周知の通り、ホッカイドウ競馬の2歳重賞戦線は、1200mの
栄冠賞を起点として、性別や距離を異にして路線が分かれていく。この
ブリーダーズゴールドジュニアカップは、世代初の中距離を舞台にした重賞である。一昨年の勝ち馬
ベルピット、昨年の勝ち馬
ブラックバトラーは、ともに後の
JBC2歳優駿で地方馬最先着を果たしており、大一番に直結する重賞として見逃せない一戦だ。
まず注目すべきは、
栄冠賞馬
ベラジオゼロの参戦だろう。デビューから負けなしの3戦3勝で世代の一番星に輝いた馬である。豊かなスピードを生かしての活躍だが、ここ2戦はそれをうまくコントロールして好位から抜け出す戦法を取っており、センスの良さも折り紙付きだ。本質的な距離適性は未知数だが、初のコーナー4つの競馬に対する不安は大きくないだろう。

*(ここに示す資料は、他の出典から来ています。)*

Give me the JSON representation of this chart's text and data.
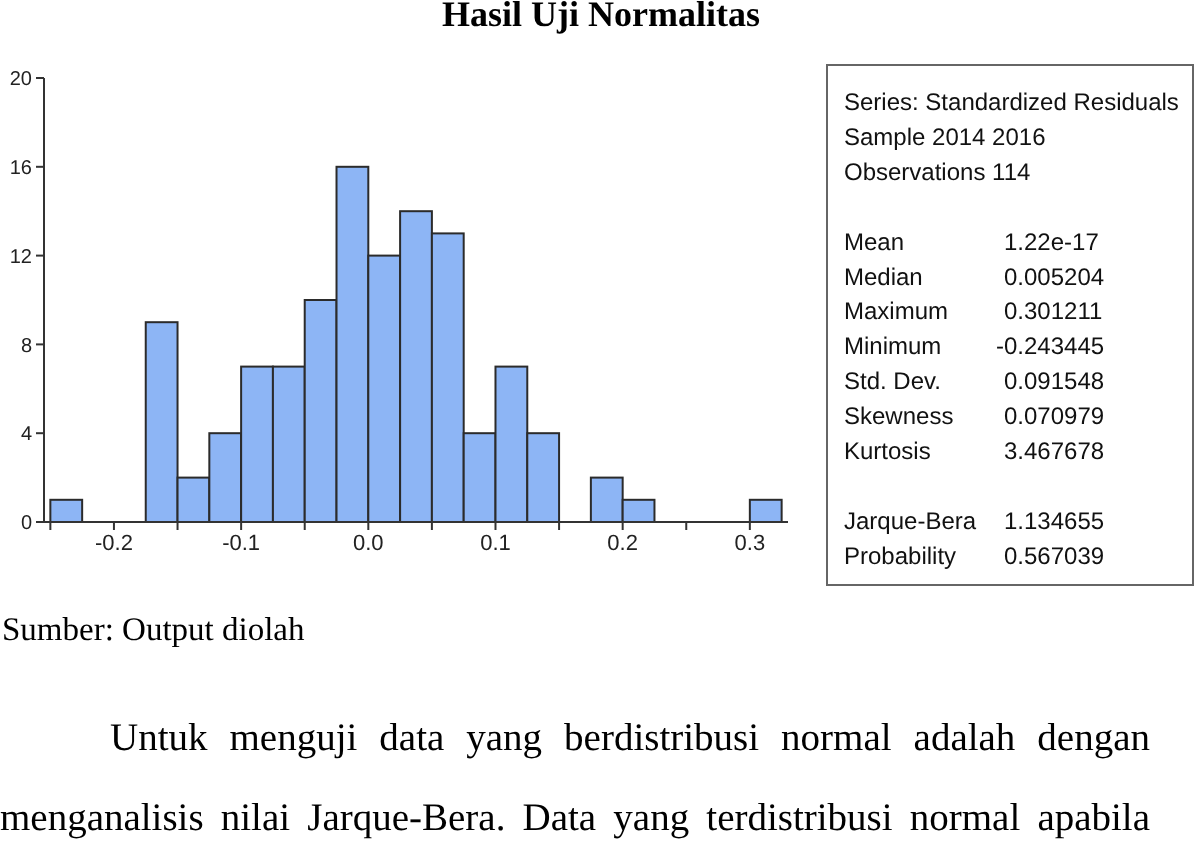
{
  "chart_data": [
    {
      "type": "histogram",
      "title": "Hasil Uji Normalitas",
      "bins": [
        -0.25,
        -0.225,
        -0.2,
        -0.175,
        -0.15,
        -0.125,
        -0.1,
        -0.075,
        -0.05,
        -0.025,
        0,
        0.025,
        0.05,
        0.075,
        0.1,
        0.125,
        0.15,
        0.175,
        0.2,
        0.225,
        0.25,
        0.275,
        0.3,
        0.325
      ],
      "values": [
        1,
        0,
        0,
        9,
        2,
        4,
        7,
        7,
        10,
        16,
        12,
        14,
        13,
        4,
        7,
        4,
        0,
        2,
        1,
        0,
        0,
        0,
        1
      ],
      "color": "#8db5f5",
      "xlim": [
        -0.255,
        0.33
      ],
      "ylim": [
        0,
        20
      ],
      "xticks": [
        {
          "value": -0.25,
          "label": null
        },
        -0.2,
        {
          "value": -0.15,
          "label": null
        },
        -0.1,
        {
          "value": -0.05,
          "label": null
        },
        {
          "value": 0,
          "label": "0.0"
        },
        {
          "value": 0.05,
          "label": null
        },
        0.1,
        {
          "value": 0.15,
          "label": null
        },
        0.2,
        {
          "value": 0.25,
          "label": null
        },
        0.3
      ],
      "yticks": [
        0,
        4,
        8,
        12,
        16,
        20
      ],
      "annotations": [
        "Sumber: Output diolah",
        "Untuk menguji data yang berdistribusi normal adalah dengan menganalisis nilai Jarque-Bera. Data yang terdistribusi normal apabila"
      ]
    },
    {
      "type": "other",
      "title": "Series: Standardized Residuals",
      "annotations": [
        "Sample 2014 2016",
        "Observations 114",
        "Mean",
        "1.22e-17",
        "Median",
        "0.005204",
        "Maximum",
        "0.301211",
        "Minimum",
        "-0.243445",
        "Std. Dev.",
        "0.091548",
        "Skewness",
        "0.070979",
        "Kurtosis",
        "3.467678",
        "Jarque-Bera",
        "1.134655",
        "Probability",
        "0.567039"
      ]
    }
  ]
}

ただ、やはり2歳中距離戦においては、「経験値」が重要な
ファクターである。既に中距離戦で高レベルの走りを実証しているという点で、
川島洋人厩舎の2頭、
リコースパローと
ソルジャーフィルドには大きなアドバンテージがある。
この2頭のポテンシャルは、いずれも間違いなく重賞級。甲乙はつけがたいが、使うレースを絞って重賞を狙い撃つローテの前者と、キャリアを積ませながら馬を鍛えてきた後者には、先ほどの単なる「距離経験」とはまた違う「実戦経験」の差がある。馬の後ろで砂を被った上で抜け出してきた経験や、スローペースとミドルペースの性質の異なる1700m戦に対応した経験が、
ソルジャーフィルドの強みであるわけだ。
また、前走の1分49秒9という走破タイムは、昨年のこの重賞を凌ぐもの。おそらく
リコースパローもこのタイムでは走れるだろうが、今回に限っては、総合的な経験値で
ソルジャーフィルドに分があるのではないかと見ている。
実績やタイムレベルを考えると、上記3頭が抜けた存在だ。
フークトウフェンという馬も将来性は高そうだが、今月1100mでデビューしたばかりで、大きくは狙いづらい。今回の結果次第では、この先化ける可能性があるだろう。